As with reported assets, the Government’s responsibilities, policy commitments, and contingencies are much broader
than these reported balance sheet liabilities. They include the social insurance programs reported in the Statements of Social
Insurance and disclosed in the Required Supplementary Information (RSI)—Social Insurance section, fiscal long-term
projections of non-interest spending reported in the Statements of Long-Term Fiscal Projections, and a wide range of other
programs under which the Government provides benefits and services to the people of this Nation, as well as certain future
loss contingencies.
The Government has entered into contractual commitments requiring the future use of financial resources and has
unresolved contingencies where existing conditions, situations, or circumstances create uncertainty about future losses.
Contingencies and commitments that do not meet the criteria for recognition as liabilities on the balance sheets, but for which
there is at least a reasonable possibility that losses have been incurred, are disclosed in Note 18—Contingencies and Note
19—Commitments.
The collection of certain taxes and other revenue is credited to the corresponding funds from dedicated collections that
will use these funds to meet a particular Government purpose.

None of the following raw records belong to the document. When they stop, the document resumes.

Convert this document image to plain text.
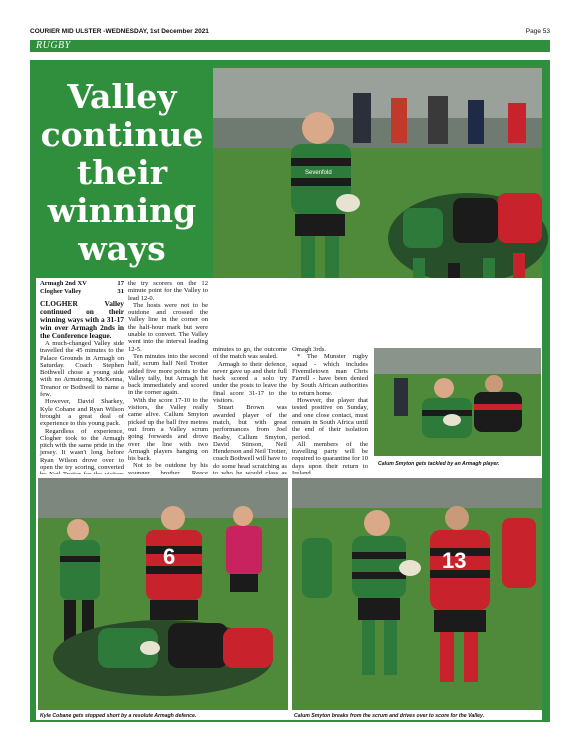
COURIER MID ULSTER -WEDNESDAY, 1st December 2021	Page 53
RUGBY
Valley
continue
their
winning
ways
Sevenfold
Armagh 2nd XV	17
Clogher Valley	31

CLOGHER Valley continued on their winning ways with a 31-17 win over Armagh 2nds in the Conference league.

A much-changed Valley side travelled the 45 minutes to the Palace Grounds in Armagh on Saturday. Coach Stephen Bothwell chose a young side with no Armstrong, McKenna, Treanor or Bothwell to name a few.

However, David Sharkey, Kyle Cobane and Ryan Wilson brought a great deal of experience to this young pack.

Regardless of experience, Clogher took to the Armagh pitch with the same pride in the jersey. It wasn't long before Ryan Wilson drove over to open the try scoring, converted

the try scorers on the 12 minute point for the Valley to lead 12-0.

The hosts were not to be outdone and crossed the Valley line in the corner on the half-hour mark but were unable to convert. The Valley went into the interval leading 12-5.

Ten minutes into the second half, scrum half Neil Trotter added five more points to the Valley tally, but Armagh hit back immediately and scored in the corner again.

With the score 17-10 to the visitors, the Valley really came alive. Callum Smyton picked up the ball five metres out from a Valley scrum going forwards and drove over the line with two Armagh players hanging on his back.

Not to be outdone by his

minutes to go, the outcome of the match was sealed.

Armagh to their defence, never gave up and their full back scored a solo try under the posts to leave the final score 31-17 to the visitors.

Stuart Brown was awarded player of the match, but with great performances from Joel Beaby, Callum Smyton, David Stinson, Neil Henderson and Neil Trotter, coach Bothwell will have to do some head scratching as

Omagh 3rds.

* The Munster rugby squad - which includes Fivemiletown man Chris Farrell - have been denied by South African authorities to return home.

However, the player that tested positive on Sunday, and one close contact, must remain in South Africa until the end of their isolation period.

All members of the travelling party will be required to quarantine for 10 days upon their return to Calum Smyton gets tackled by an Armagh player.
6
Kyle Cobane gets stopped short by a resolute Armagh defence.
13
Calum Smyton breaks from the scrum and drives over to score for the Valley.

If the collections from taxes and other sources exceed the
payments to the beneficiaries, the excess revenue is invested in Treasury securities or deposited in the General Fund;
therefore, the trust fund balances do not represent cash. An explanation of the trust funds for social insurance is included in
Note 20—Funds from Dedicated Collections. That note also contains information about trust fund receipts, disbursements,
and assets.
Due to its sovereign power to tax and borrow, and the country’s wide economic base, the Government has unique access
to financial resources through generating tax revenues and issuing federal debt securities. This provides the Government with
the ability to meet present obligations and those that are anticipated from future operations, and are not reflected in net
position."
Sorry for the formatting, on my phone and that is how it copy pasted.